Another consideration highlighted by the minister was for the tenure of the housing loans to coincide with the applicant's remaining years in the civil service.

The Minister of Development cited several short-term solutions outlined by Minister of Finance II Pehin Orang Kaya Laila Setia Dato Seri Setia Hj Abdul Rahman Hj Ibrahim. Among the reforms are steps to ensure that monthly payments are consistent.

The minister said that payments will be deducted from wages and not deferred temporarily, or indefinitely, with applicants being restricted from changing the method of payment from salary deductions to cash payments.

"The maximum period for repayment will also be reduced to 25 or 30 years to ensure the monthly repayments are not too low," said the minister, adding that a monthly statement will be sent to respective homeowners.

"The outstanding debt must also be settled before the transfer of ownership and land grants will be considered," stressed the minister.

Renovations to the homes will also be prohibited until the balance has been cleared, he said.

Applicants will also be required to clear any other outstanding rent or housing payments before an NHS application is accepted, he added.

Another short-term solution to help reduce housing debt, said Pehin Dato Hj Abdullah, was the Al-Gharimin (debt-ridden) payments made by the Islamic Religious Council.

"A portion of the outstanding housing debt has been settled through Al-Gharimin payments through the Islamic Religious Council, which last year amounted to $2 million being paid," said the minister.

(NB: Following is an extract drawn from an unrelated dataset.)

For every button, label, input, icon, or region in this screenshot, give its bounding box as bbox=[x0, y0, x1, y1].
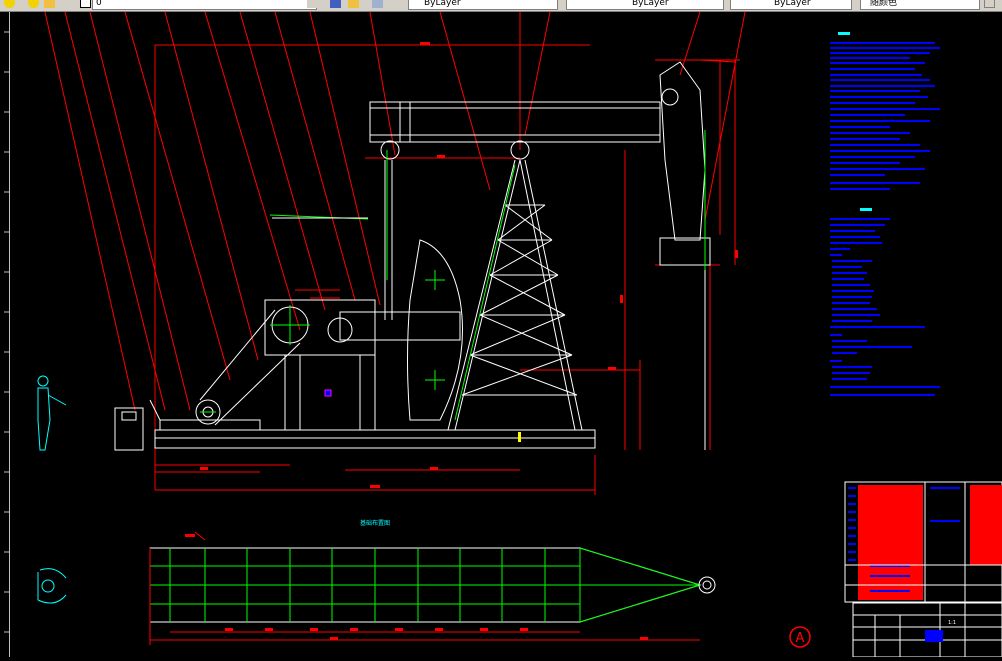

Religious Affairs Minister Pehin Jawatan Luar Pekerma Raja Dato Seri Utama Dr Ustaz Hj Mohd Zain Hj Serudin reported to the assembly that $6.7 million in Al-Gharimin payments is to be used in paying housing debt.

"Up to this point, support for 539 people is being provided by the Islamic Religious Council totalling $6,725,993.53," he said.

He added that as many as 145 people have not qualified for Al-Gharimin support as many were able to make housing payments through several other ways.

"There are many reasons, among them are that they have the means to make the payments, are still employed, can make payments through salary deductions and have kin who are able to pay the housing debt or a guarantor," he said.

The minister also cited that some had renovated their homes to the extent that the additions cost close to the original value of their homes.